How do we inspire customers to be healthier?
This is the final installment for the first IdeaXchange theme week. We asked all of our experts to answer the question: What keeps you up at night? Here's what Margaux Drake had to say.
What keeps me up at night about the grocery industry? How we, as an industry, can break through to the average customer with a health and wellness message that resonates with them and inspires them to make positive changes when…
It isn’t fast, cheap or easy.
There are days I am passionately reminding people that the greatest wealth is health, explaining to them with science and practicality that wellness is within their reach, sampling healthy food and beverages that actually taste good and casting a vision that their lives can change for the better with small daily habits. But, sometimes I just end up feeling like Kristen Wiig’s character in the Saturday Night Live skit, Dream Home Extreme Giveaway. (If you want a good laugh, watch it!) Emma Stone’s character, Leah, just keeps eating her potato chips completely disinterested that she just won a $2,000,000 luxury home makeover. “She’s about to have…her whole life changed…she is gonna flip her bean, oh my!” says Wiig. Leah is like, “Meh.”

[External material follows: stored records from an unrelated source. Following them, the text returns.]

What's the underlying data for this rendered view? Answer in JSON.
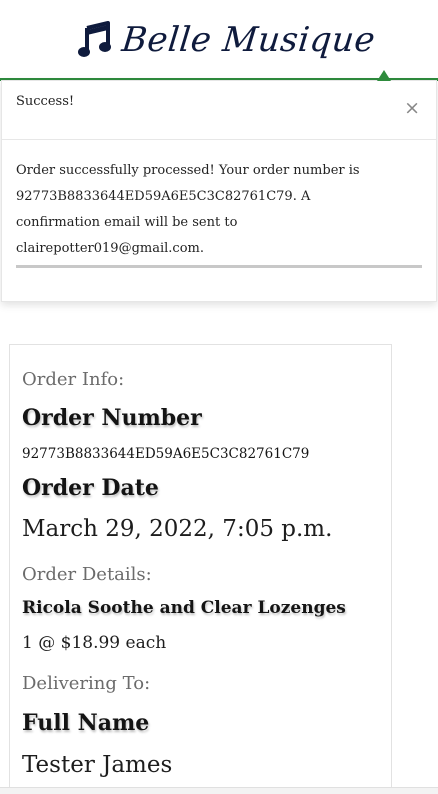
{
  "header": {
    "brand_name": "Belle Musique",
    "brand_icon": "music-note-icon",
    "accent_color": "#2e8b3d",
    "brand_color": "#0f1b3d"
  },
  "toast": {
    "title": "Success!",
    "close_glyph": "×",
    "message_line1": "Order successfully processed! Your order number is",
    "message_line2": "92773B8833644ED59A6E5C3C82761C79. A",
    "message_line3": "confirmation email will be sent to",
    "message_line4": "clairepotter019@gmail.com."
  },
  "order": {
    "info_heading": "Order Info:",
    "number_label": "Order Number",
    "number_value": "92773B8833644ED59A6E5C3C82761C79",
    "date_label": "Order Date",
    "date_value": "March 29, 2022, 7:05 p.m.",
    "details_heading": "Order Details:",
    "items": [
      {
        "name": "Ricola Soothe and Clear Lozenges",
        "quantity_line": "1 @ $18.99 each"
      }
    ],
    "delivery_heading": "Delivering To:",
    "full_name_label": "Full Name",
    "full_name_value": "Tester James"
  }
}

Leah is being handed a life changing experience on a silver platter FREE. And, she doesn’t care. She most likely will not be walking into a grocery store and paying $3 for a bottle of reverse osmosis water when she can grab a soda for less than half the price. After all, soda tastes better. And, she would roll her eyes at the notion of a $15 jar of organic nut butter.
Customers who are committed to health and wellness don’t think twice about paying an extra dollar per pound for organic apples vs. conventional, or will buy the lesser-known company’s non-GMO brand of corn chips over a national brand’s GMO equivalent. These customers understand that ultimately you pay for your wellness, whether you invest in your health on the front end or end up paying medical bills and higher insurance premiums later. They are all, “YEAH!”
I’ve stood in stores simply saying “hi” and handing out FREE infused water to our guests, with no strings attached. Yet some treated me like I was serving up an eco-friendly cup of the Black Death.
I know we are not going to be able to get through to everybody. However, I believe with hard work, commitment and consistency, we could do more. It will take an investment of building trust, relationships and education. Putting people over short-term profits for long-term gains.
Together, we can deliver a health and wellness message to more customers that will resonate and inspire them to change.
Let’s turn more “mehs” into “YEAHs”!